If ex-Catholics constituted a church unto themselves, they would be the second largest denomination today -- second only to the Catholic church itself, which would be a lot smaller were it not for the constant stream of immigrants from Mexico, Central and South America, Asia, Africa, and other parts of the world.

The leadership of the Catholic church has thus far tended to ignore this trend. It's almost as if they never heard of the Pew Study, much less studied and discussed it seriously.

The same is true of their response to the greatest crisis ever to hit the Catholic church in the United States, and the greatest crisis to hit the universal church since the 16th-century Reformation itself, namely, the sexual-abuse scandal in the priesthood.

The initial reaction, at the highest levels of church governance, was to deny the reality of the crisis and to accuse the media (sometimes even identified as "Jewish-controlled") of creating the crisis in order to do damage to the Catholic church.

The hierarchy's default mode was to protect the church and its priesthood at all costs. Concern for the victims of sexual abuse was an entirely secondary matter. Indeed, bishops sometimes scolded lay persons for allegedly making up "sordid tales" about Father, or imposing a vow of silence, with threats of hellfire to insure enforcement of the vow.

The hierarchy in the United States ignored warnings from well-informed observers like Dominican Fr. Thomas Doyle that if they did not effectively address this problem, they would expose the Catholic church to lawsuits totaling over one billion dollars. His unheeded warning has been fulfilled, and then some.

Bishops in other countries, including the Vatican itself, presumed to lecture American Catholics, insisting that the crisis was confined to America and was the product of corrupt American values.

Now that the crisis has spread to Europe and other parts of the Catholic world, reaching even the highest office in the church, it is no longer possible for Catholic leaders in other countries to look down their noses at the Catholic church in the United States.

The sexual-abuse crisis is global in scope.

As a result of its spread to other parts of the world, the sense of discouragement and demoralization among Catholics has become even more intense.

What is to be done about it?

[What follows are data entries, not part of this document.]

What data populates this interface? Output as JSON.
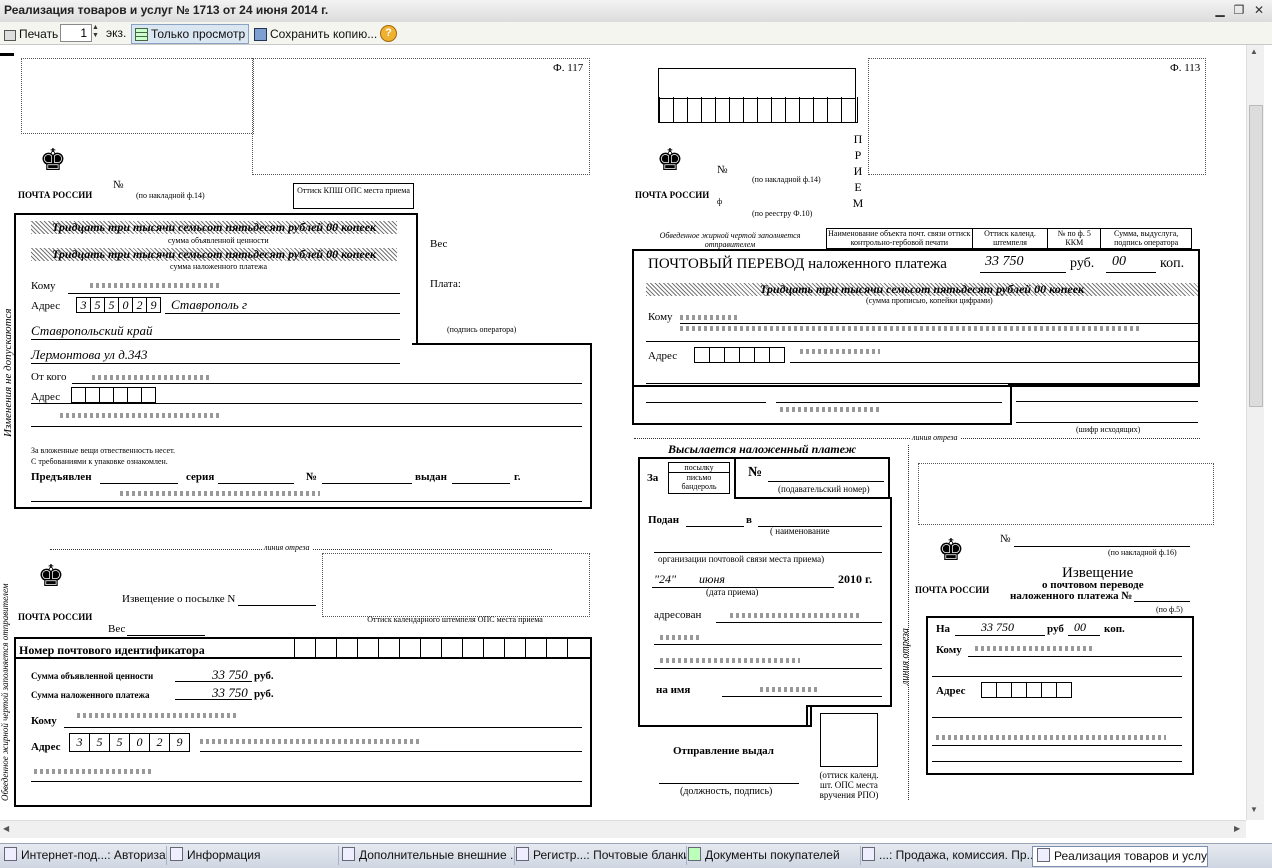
{
  "window": {
    "title": "Реализация товаров и услуг № 1713 от 24 июня 2014 г."
  },
  "toolbar": {
    "print_label": "Печать",
    "copies_value": "1",
    "copies_unit": "экз.",
    "view_only_label": "Только просмотр",
    "save_copy_label": "Сохранить копию..."
  },
  "form117": {
    "code": "Ф. 117",
    "logo": "ПОЧТА РОССИИ",
    "number_label": "№",
    "by_invoice": "(по накладной ф.14)",
    "stamp_label": "Оттиск КПШ ОПС места приема",
    "sum_declared": "Тридцать три тысячи семьсот пятьдесят рублей 00 копеек",
    "sum_declared_caption": "сумма объявленной ценности",
    "sum_cod": "Тридцать три тысячи семьсот пятьдесят рублей 00 копеек",
    "sum_cod_caption": "сумма наложенного платежа",
    "weight_label": "Вес",
    "fee_label": "Плата:",
    "operator_sign": "(подпись оператора)",
    "to_label": "Кому",
    "address_label": "Адрес",
    "index": [
      "3",
      "5",
      "5",
      "0",
      "2",
      "9"
    ],
    "city": "Ставрополь г",
    "region": "Ставропольский край",
    "street": "Лермонтова ул д.343",
    "from_label": "От кого",
    "from_address_label": "Адрес",
    "note1": "За вложенные вещи отвественность несет.",
    "note2": "С требованиями к упаковке ознакомлен.",
    "presented": "Предъявлен",
    "series": "серия",
    "num": "№",
    "issued": "выдан",
    "year": "г.",
    "side": "Изменения не допускаются"
  },
  "notice": {
    "cut_line": "линия отреза",
    "logo": "ПОЧТА РОССИИ",
    "title": "Извещение  о посылке N",
    "weight_label": "Вес",
    "stamp_label": "Оттиск календарного штемпеля ОПС места приема",
    "tracking_label": "Номер почтового идентификатора",
    "declared_label": "Сумма объявленной ценности",
    "declared_value": "33 750",
    "cod_label": "Сумма наложенного платежа",
    "cod_value": "33 750",
    "currency": "руб.",
    "to_label": "Кому",
    "address_label": "Адрес",
    "index": [
      "3",
      "5",
      "5",
      "0",
      "2",
      "9"
    ],
    "side": "Обведенное жирной чертой заполняется отправителем"
  },
  "form113": {
    "code": "Ф. 113",
    "priem": [
      "П",
      "Р",
      "И",
      "Е",
      "М"
    ],
    "logo": "ПОЧТА РОССИИ",
    "number_label": "№",
    "by_invoice": "(по накладной ф.14)",
    "fo": "ф",
    "by_register": "(по реестру Ф.10)",
    "fill_note": "Обведенное жирной чертой заполняется отправителем",
    "cols": [
      "Наименование объекта почт. связи оттиск контрольно-гербовой печати",
      "Оттиск календ. штемпеля",
      "№ по ф. 5 ККМ",
      "Сумма, выдуслуга, подпись оператора"
    ],
    "title": "ПОЧТОВЫЙ ПЕРЕВОД наложенного платежа",
    "amount_rub": "33 750",
    "rub_label": "руб.",
    "amount_kop": "00",
    "kop_label": "коп.",
    "sum_words": "Тридцать три тысячи семьсот пятьдесят рублей 00 копеек",
    "sum_caption": "(сумма прописью, копейки цифрами)",
    "to_label": "Кому",
    "address_label": "Адрес",
    "cipher": "(шифр исходящих)",
    "cut_line": "линия отреза"
  },
  "cod_block": {
    "title": "Высылается наложенный платеж",
    "za": "За",
    "types": [
      "посылку",
      "письмо",
      "бандероль"
    ],
    "num": "№",
    "tracking": "(подавательский номер)",
    "submitted": "Подан",
    "in": "в",
    "org_caption1": "( наименование",
    "org_caption2": "организации почтовой связи места приема)",
    "date_day": "\"24\"",
    "date_month": "июня",
    "date_year": "2010 г.",
    "date_caption": "(дата приема)",
    "addressed": "адресован",
    "name_label": "на имя",
    "issued_by": "Отправление выдал",
    "position_sign": "(должность, подпись)",
    "stamp_caption": "(оттиск календ. шт. ОПС места вручения РПО)"
  },
  "notice113": {
    "cut_line": "линия отреза",
    "logo": "ПОЧТА РОССИИ",
    "number_label": "№",
    "by_invoice": "(по накладной ф.16)",
    "title": "Извещение",
    "sub1": "о почтовом переводе",
    "sub2": "наложенного платежа №",
    "fo5": "(по ф.5)",
    "na": "На",
    "amount": "33 750",
    "rub": "руб",
    "kop": "00",
    "kop_label": "коп.",
    "to_label": "Кому",
    "address_label": "Адрес"
  },
  "taskbar": [
    {
      "label": "Интернет-под...: Авторизация"
    },
    {
      "label": "Информация"
    },
    {
      "label": "Дополнительные внешние ..."
    },
    {
      "label": "Регистр...: Почтовые бланки"
    },
    {
      "label": "Документы покупателей"
    },
    {
      "label": "...: Продажа, комиссия. Пр..."
    },
    {
      "label": "Реализация товаров и услу..."
    }
  ]
}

First, church officials must make it clear that their greatest concern is for the victims of sexual abuse, not for the reputation of the institutional church and its priesthood.

Second, bishops must be completely open and truthful about what sins of omission or commission they may have committed in hiding the problem or, worse, in lying about it and in keeping predatory priests in pastoral ministry.

Third, the Vatican must not only defrock guilty priests, but also begin finally to remove bishops who covered up for these priests.

Truthful and decisive leadership is the only effective antidote to demoralization.